15 It seems as every ship their sovereign knows,
His awful summons they so soon obey;
So hear the scaly herd when Proteus blows,
And so to pasture follow through the sea.

16 To see this fleet upon the ocean move,
Angels drew wide the curtains of the skies;
And heaven, as if there wanted lights above,
For tapers made two glaring comets rise.

17 Whether they unctuous exhalations are,
Fired by the sun, or seeming so alone:
Or each some more remote and slippery star,
Which loses footing when to mortals shown.

18 Or one, that bright companion of the sun,
Whose glorious aspect seal'd our new-born king;
And now a round of greater years begun,
New influence from his walks of light did bring.

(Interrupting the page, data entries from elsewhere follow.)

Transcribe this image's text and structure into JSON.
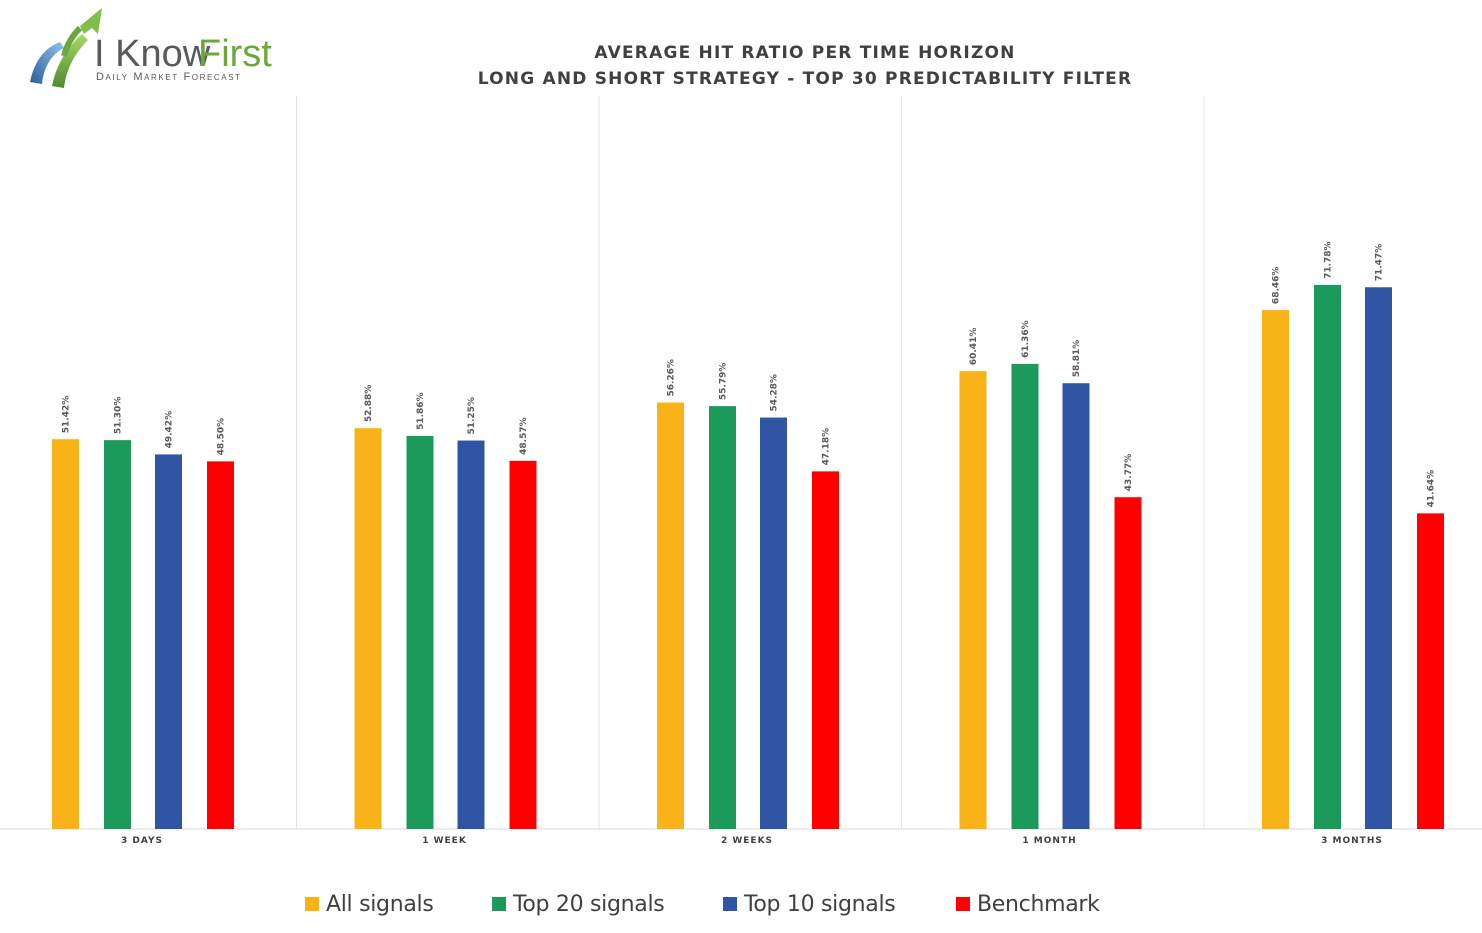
{
  "logo": {
    "name_part1": "I Know",
    "name_part2": "First",
    "tagline": "Daily Market Forecast"
  },
  "chart_data": {
    "type": "bar",
    "title": "AVERAGE HIT RATIO PER TIME HORIZON",
    "subtitle": "LONG AND SHORT STRATEGY - TOP 30 PREDICTABILITY FILTER",
    "categories": [
      "3 DAYS",
      "1 WEEK",
      "2 WEEKS",
      "1 MONTH",
      "3 MONTHS"
    ],
    "series": [
      {
        "name": "All signals",
        "color": "#fab219",
        "values": [
          51.42,
          52.88,
          56.26,
          60.41,
          68.46
        ],
        "labels": [
          "51.42%",
          "52.88%",
          "56.26%",
          "60.41%",
          "68.46%"
        ]
      },
      {
        "name": "Top 20 signals",
        "color": "#1b9a5b",
        "values": [
          51.3,
          51.86,
          55.79,
          61.36,
          71.78
        ],
        "labels": [
          "51.30%",
          "51.86%",
          "55.79%",
          "61.36%",
          "71.78%"
        ]
      },
      {
        "name": "Top 10 signals",
        "color": "#2f55a4",
        "values": [
          49.42,
          51.25,
          54.28,
          58.81,
          71.47
        ],
        "labels": [
          "49.42%",
          "51.25%",
          "54.28%",
          "58.81%",
          "71.47%"
        ]
      },
      {
        "name": "Benchmark",
        "color": "#ff0000",
        "values": [
          48.5,
          48.57,
          47.18,
          43.77,
          41.64
        ],
        "labels": [
          "48.50%",
          "48.57%",
          "47.18%",
          "43.77%",
          "41.64%"
        ]
      }
    ],
    "ylim": [
      0,
      80
    ],
    "grid": false,
    "legend_position": "bottom"
  }
}
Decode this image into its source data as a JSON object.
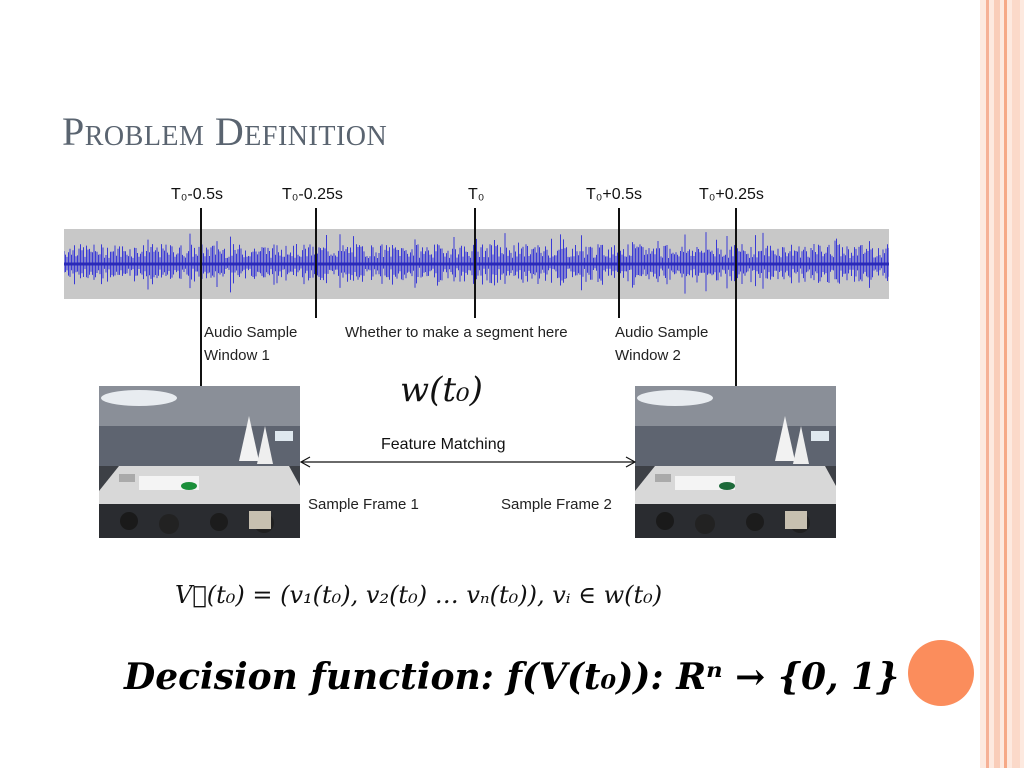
{
  "slide": {
    "title": "Problem Definition",
    "time_labels": [
      "T₀-0.5s",
      "T₀-0.25s",
      "T₀",
      "T₀+0.5s",
      "T₀+0.25s"
    ],
    "audio_window_1": [
      "Audio Sample",
      "Window 1"
    ],
    "segment_question": "Whether to make a segment here",
    "audio_window_2": [
      "Audio Sample",
      "Window 2"
    ],
    "window_function": "w(t₀)",
    "feature_matching": "Feature Matching",
    "sample_frame_1": "Sample Frame 1",
    "sample_frame_2": "Sample Frame 2",
    "vector_equation": "V⃗(t₀) = (v₁(t₀), v₂(t₀) … vₙ(t₀)), vᵢ ∈ w(t₀)",
    "decision_function": "Decision function: f(V(t₀)): Rⁿ → {0, 1}"
  },
  "colors": {
    "title": "#5a6470",
    "waveform": "#3a3ad6",
    "waveform_bg": "#c8c8c8",
    "accent_circle": "#fb8d5c",
    "stripes": [
      "#f9cdb9",
      "#f6a987"
    ]
  },
  "icons": [
    "waveform-graphic",
    "stadium-photo",
    "double-arrow-icon",
    "decorative-circle"
  ]
}
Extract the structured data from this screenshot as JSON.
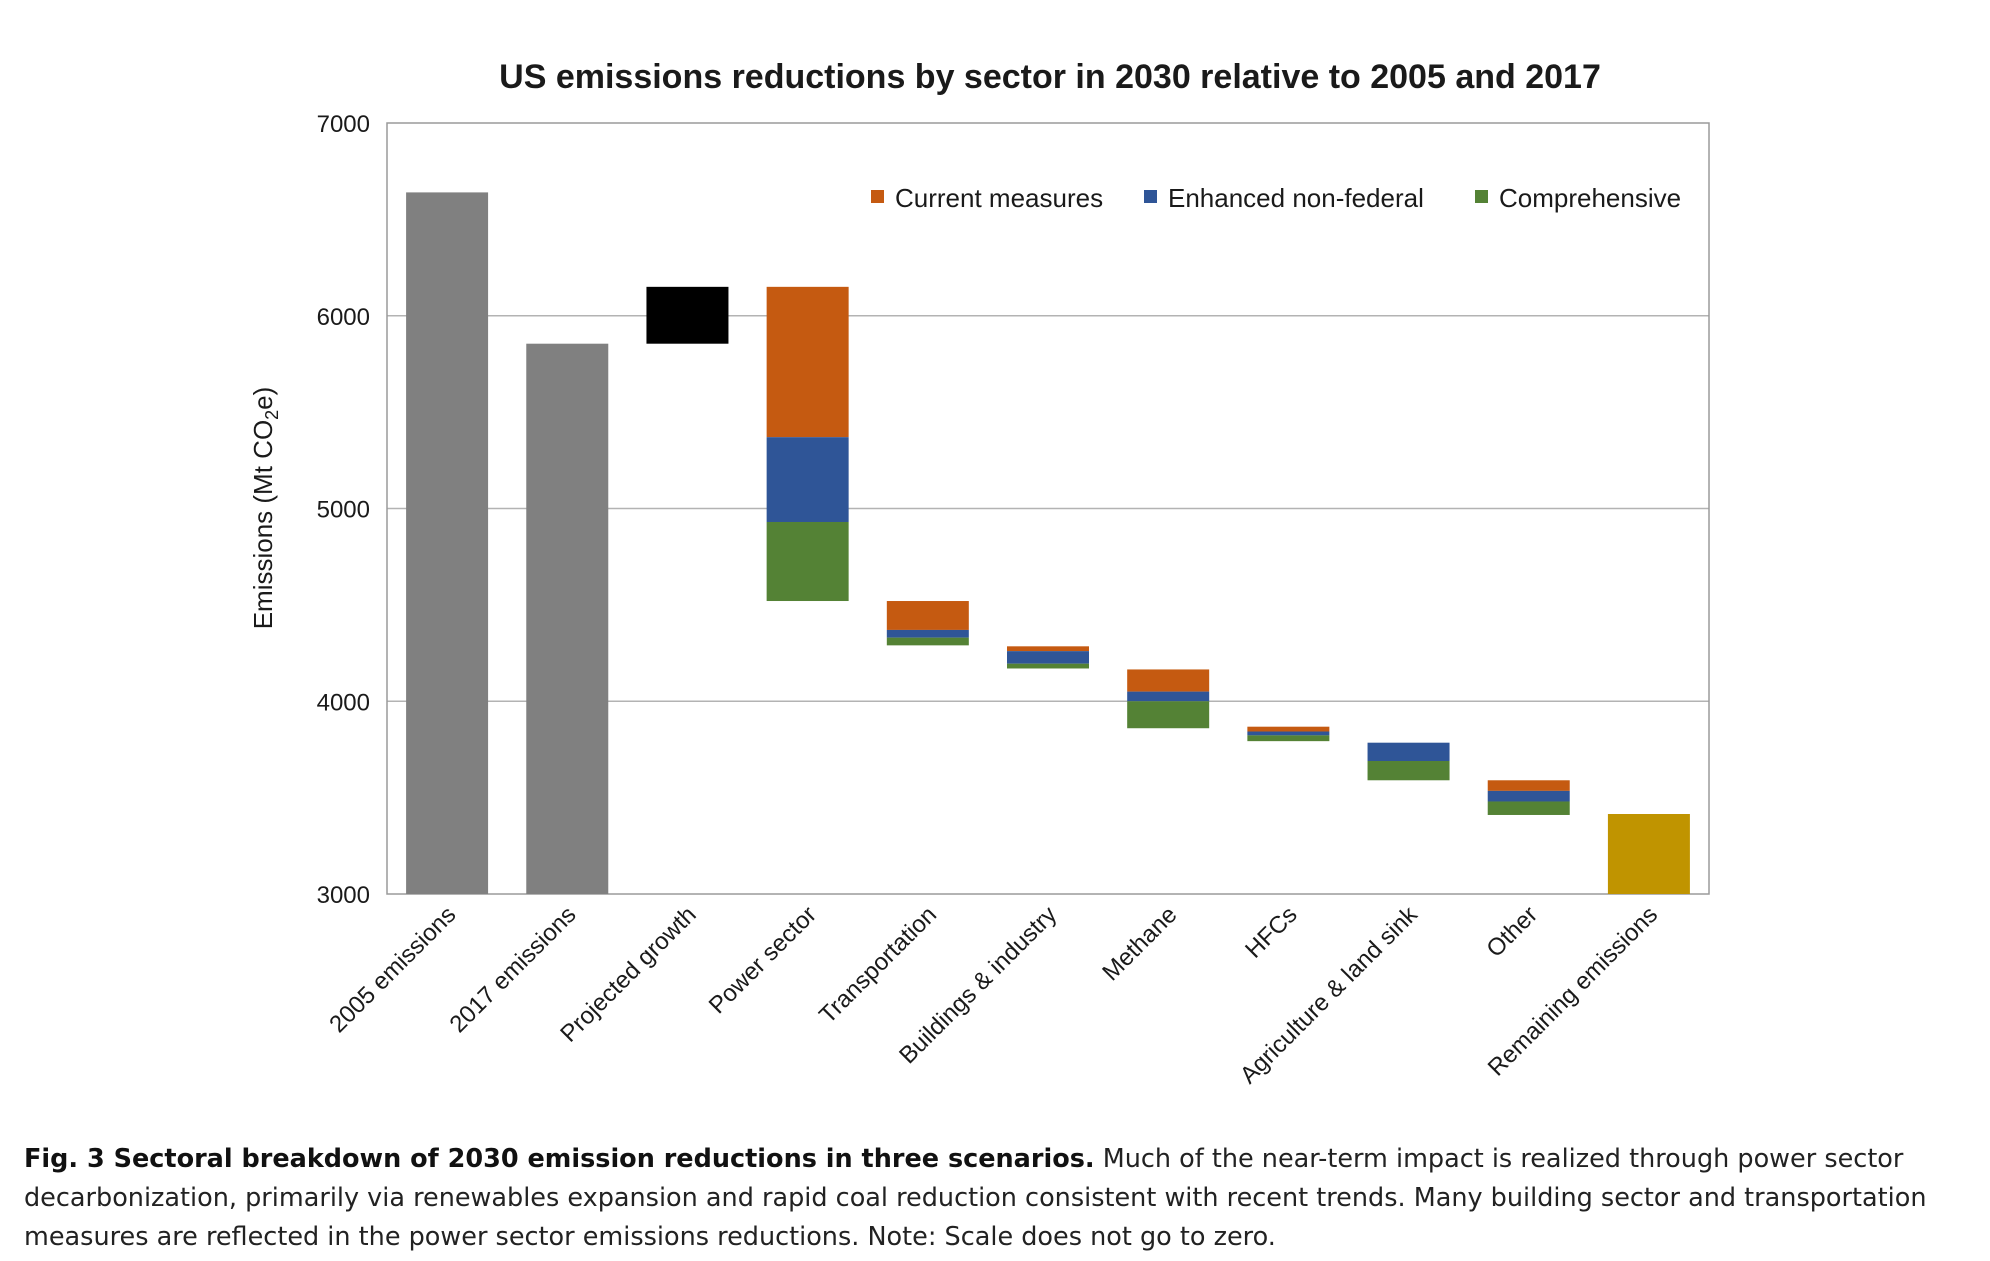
{
  "chart_data": {
    "type": "bar",
    "title": "US emissions reductions by sector in 2030 relative to 2005 and 2017",
    "ylabel": "Emissions (Mt CO",
    "ylabel_subscript": "2",
    "ylabel_suffix": "e)",
    "ylim": [
      3000,
      7000
    ],
    "yticks": [
      3000,
      4000,
      5000,
      6000,
      7000
    ],
    "grid": true,
    "legend_position": "top-right",
    "categories": [
      "2005 emissions",
      "2017 emissions",
      "Projected growth",
      "Power sector",
      "Transportation",
      "Buildings & industry",
      "Methane",
      "HFCs",
      "Agriculture & land sink",
      "Other",
      "Remaining emissions"
    ],
    "totals": [
      {
        "category": "2005 emissions",
        "value": 6640,
        "color": "#808080"
      },
      {
        "category": "2017 emissions",
        "value": 5855,
        "color": "#808080"
      },
      {
        "category": "Remaining emissions",
        "value": 3415,
        "color": "#c09400"
      }
    ],
    "growth": {
      "category": "Projected growth",
      "from": 5855,
      "to": 6150,
      "color": "#000000"
    },
    "series": [
      {
        "name": "Current measures",
        "color": "#c55a11"
      },
      {
        "name": "Enhanced non-federal",
        "color": "#2f5597"
      },
      {
        "name": "Comprehensive",
        "color": "#548235"
      }
    ],
    "reductions": [
      {
        "category": "Power sector",
        "top": 6150,
        "values": [
          780,
          440,
          410
        ]
      },
      {
        "category": "Transportation",
        "top": 4520,
        "values": [
          150,
          40,
          40
        ]
      },
      {
        "category": "Buildings & industry",
        "top": 4285,
        "values": [
          25,
          65,
          25
        ]
      },
      {
        "category": "Methane",
        "top": 4165,
        "values": [
          115,
          50,
          140
        ]
      },
      {
        "category": "HFCs",
        "top": 3868,
        "values": [
          25,
          20,
          30
        ]
      },
      {
        "category": "Agriculture & land sink",
        "top": 3785,
        "values": [
          0,
          95,
          100
        ]
      },
      {
        "category": "Other",
        "top": 3590,
        "values": [
          55,
          55,
          70
        ]
      }
    ]
  },
  "caption": {
    "bold": "Fig. 3 Sectoral breakdown of 2030 emission reductions in three scenarios.",
    "text": " Much of the near-term impact is realized through power sector decarbonization, primarily via renewables expansion and rapid coal reduction consistent with recent trends. Many building sector and transportation measures are reflected in the power sector emissions reductions. Note: Scale does not go to zero."
  }
}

19 Victorious York did first with famed success,
To his known valour make the Dutch give place:
Thus Heaven our monarch's fortune did confess,
Beginning conquest from his royal race.

20 But since it was decreed, auspicious King,
In Britain's right that thou shouldst wed the main,
Heaven, as a gage, would cast some precious thing,
And therefore doom'd that Lawson[37] should be slain.

21 Lawson amongst the foremost met his fate,
Whom sea-green Sirens from the rocks lament;
Thus as an offering for the Grecian state,
He first was kill'd who first to battle went.

22 Their chief blown up in air, not waves, expired,
To which his pride presumed to give the law:
The Dutch confess'd Heaven present, and retired,
And all was Britain the wide ocean saw.

23 To nearest ports their shatter'd ships repair,
Where by our dreadful cannon they lay awed:
So reverently men quit the open air,
When thunder speaks the angry gods abroad.

24 And now approach'd their fleet from India, fraught
With all the riches of the rising sun:
And precious sand from southern climates brought,
The fatal regions where the war begun.